Engineering
A run-through of Kimball's dimensional modeling applied to Sky's raw smart contract events.
Token Terminal
•
The previous post introduced our entity taxonomy and how it underpins metric standardization. In this post we show how the standardization actually works from raw smart contract events to a queryable metric.
Onchain is an open design space. Any developer can build any smart contract architecture, choose any design pattern, and name their events and functions however they want. That freedom makes standardizing comparable financial and usage metrics across 100+ blockchains, 1,200+ protocols, and 3,000+ tokenized assets hard.

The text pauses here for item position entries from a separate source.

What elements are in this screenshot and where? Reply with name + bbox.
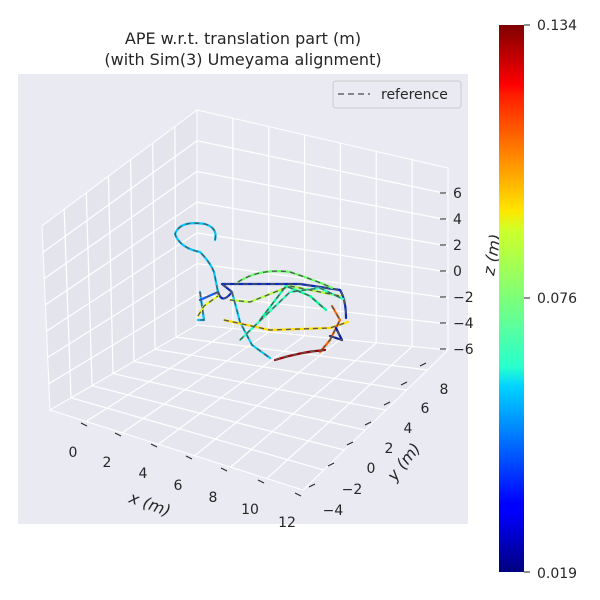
y-tick-mark	[383, 401, 391, 406]
grid-line	[112, 372, 366, 431]
grid-line	[70, 397, 324, 471]
x-tick-mark	[114, 432, 122, 437]
chart-title-line2: (with Sim(3) Umeyama alignment)	[104, 50, 381, 69]
x-tick-mark	[294, 492, 302, 497]
reference-segment	[237, 270, 333, 289]
grid-line	[196, 170, 449, 221]
x-tick-mark	[150, 443, 158, 448]
x-tick-mark	[80, 422, 88, 427]
y-tick-mark	[327, 462, 335, 467]
reference-segment	[329, 327, 344, 342]
y-tick-label: 4	[404, 421, 413, 437]
z-tick-label: 6	[453, 186, 462, 202]
grid-line	[107, 176, 114, 374]
grid-line	[91, 385, 345, 451]
z-tick-label: 0	[453, 264, 462, 280]
y-tick-label: 0	[367, 461, 376, 477]
grid-line	[121, 331, 270, 434]
y-tick-label: −4	[323, 503, 344, 519]
x-tick-label: 8	[209, 490, 218, 506]
grid-line	[196, 201, 449, 247]
reference-segment	[239, 287, 346, 341]
z-tick-label: −2	[453, 290, 474, 306]
grid-line	[154, 348, 407, 391]
x-tick-mark	[185, 455, 193, 460]
colorbar-gradient	[499, 25, 524, 572]
grid-line	[85, 328, 234, 422]
grid-line	[48, 293, 198, 385]
grid-line	[194, 338, 341, 457]
grid-line	[85, 192, 93, 386]
grid-line	[230, 342, 377, 468]
reference-segment	[199, 291, 219, 301]
x-tick-label: 0	[69, 445, 78, 461]
reference-segment	[197, 295, 219, 317]
grid-line	[196, 140, 449, 195]
legend-box	[332, 80, 462, 109]
z-axis-ticks: 6 4 2 0 −2 −4 −6	[440, 186, 474, 358]
y-tick-mark	[419, 362, 427, 367]
y-tick-label: 8	[440, 382, 449, 398]
x-tick-label: 6	[174, 478, 183, 494]
reference-segment	[174, 222, 219, 293]
y-tick-mark	[346, 441, 354, 446]
y-tick-label: 6	[421, 401, 430, 417]
x-tick-label: 12	[278, 515, 296, 531]
reference-segment	[259, 285, 327, 321]
chart-title-line1: APE w.r.t. translation part (m)	[125, 29, 361, 48]
grid-line	[47, 263, 198, 358]
trajectory-segment	[222, 318, 350, 332]
grid-line	[63, 209, 72, 398]
grid-line	[158, 335, 305, 445]
x-tick-label: 2	[103, 455, 112, 471]
colorbar-label-mid: 0.076	[537, 291, 577, 307]
y-tick-mark	[400, 381, 408, 386]
grid-line	[152, 143, 156, 350]
grid-line	[129, 159, 135, 362]
grid-line	[133, 360, 386, 411]
y-tick-mark	[308, 483, 316, 488]
x-tick-mark	[220, 467, 228, 472]
grid-line	[42, 140, 198, 253]
x-axis-ticks: 0 2 4 6 8 10 12	[69, 422, 302, 531]
z-tick-label: 4	[453, 212, 462, 228]
reference-segment	[198, 291, 205, 321]
legend: reference	[332, 80, 462, 109]
y-tick-mark	[364, 421, 372, 426]
z-tick-label: −6	[453, 342, 474, 358]
grid-line	[196, 262, 449, 299]
grid-line	[43, 170, 198, 280]
legend-label-reference: reference	[381, 87, 448, 103]
pane-3d	[41, 109, 450, 491]
grid-line	[45, 201, 198, 306]
grid-lines	[42, 118, 449, 480]
grid-line	[266, 345, 413, 480]
trajectory-segment	[216, 282, 348, 320]
x-tick-mark	[257, 479, 265, 484]
grid-line	[196, 293, 449, 325]
x-tick-label: 4	[139, 466, 148, 482]
colorbar-label-max: 0.134	[537, 18, 577, 34]
reference-segment	[319, 305, 341, 353]
grid-line	[196, 232, 449, 273]
z-tick-label: −4	[453, 316, 474, 332]
y-tick-label: 2	[385, 441, 394, 457]
reference-segment	[229, 285, 341, 303]
grid-line	[46, 232, 198, 332]
reference-trajectory	[174, 222, 349, 361]
colorbar: 0.134 0.076 0.019	[499, 18, 577, 582]
colorbar-label-min: 0.019	[537, 566, 577, 582]
y-tick-label: −2	[342, 482, 363, 498]
reference-segment	[274, 349, 326, 361]
x-tick-label: 10	[241, 502, 259, 518]
z-tick-label: 2	[453, 238, 462, 254]
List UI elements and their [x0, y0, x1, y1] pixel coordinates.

Traditional analytics has faced the same problem for decades. Dimensional modeling has been the standard answer for thirty years. Ralph Kimball codified it in 1996 in The Data Warehouse Toolkit.
In short, the process follows these steps:
- Choose the business process being modeled: the activity to measure.
- Declare the grain of the data: what a single row represents (one event, one daily snapshot).
- Identify the dimensions: the descriptive context queries filter and group by.
- Identify the facts: the numeric measurements being aggregated.
While the process itself is simple, applying it well to onchain data is the hard part. We've chosen Sky as the worked example: it has a complex smart contract architecture and a deliberately strange vocabulary, both of which make it a good stress test for the dimensional model.
1. Choose the business process
Sky issues USDS, its decentralized stablecoin backed by a mix of onchain collateral and tokenized real-world assets.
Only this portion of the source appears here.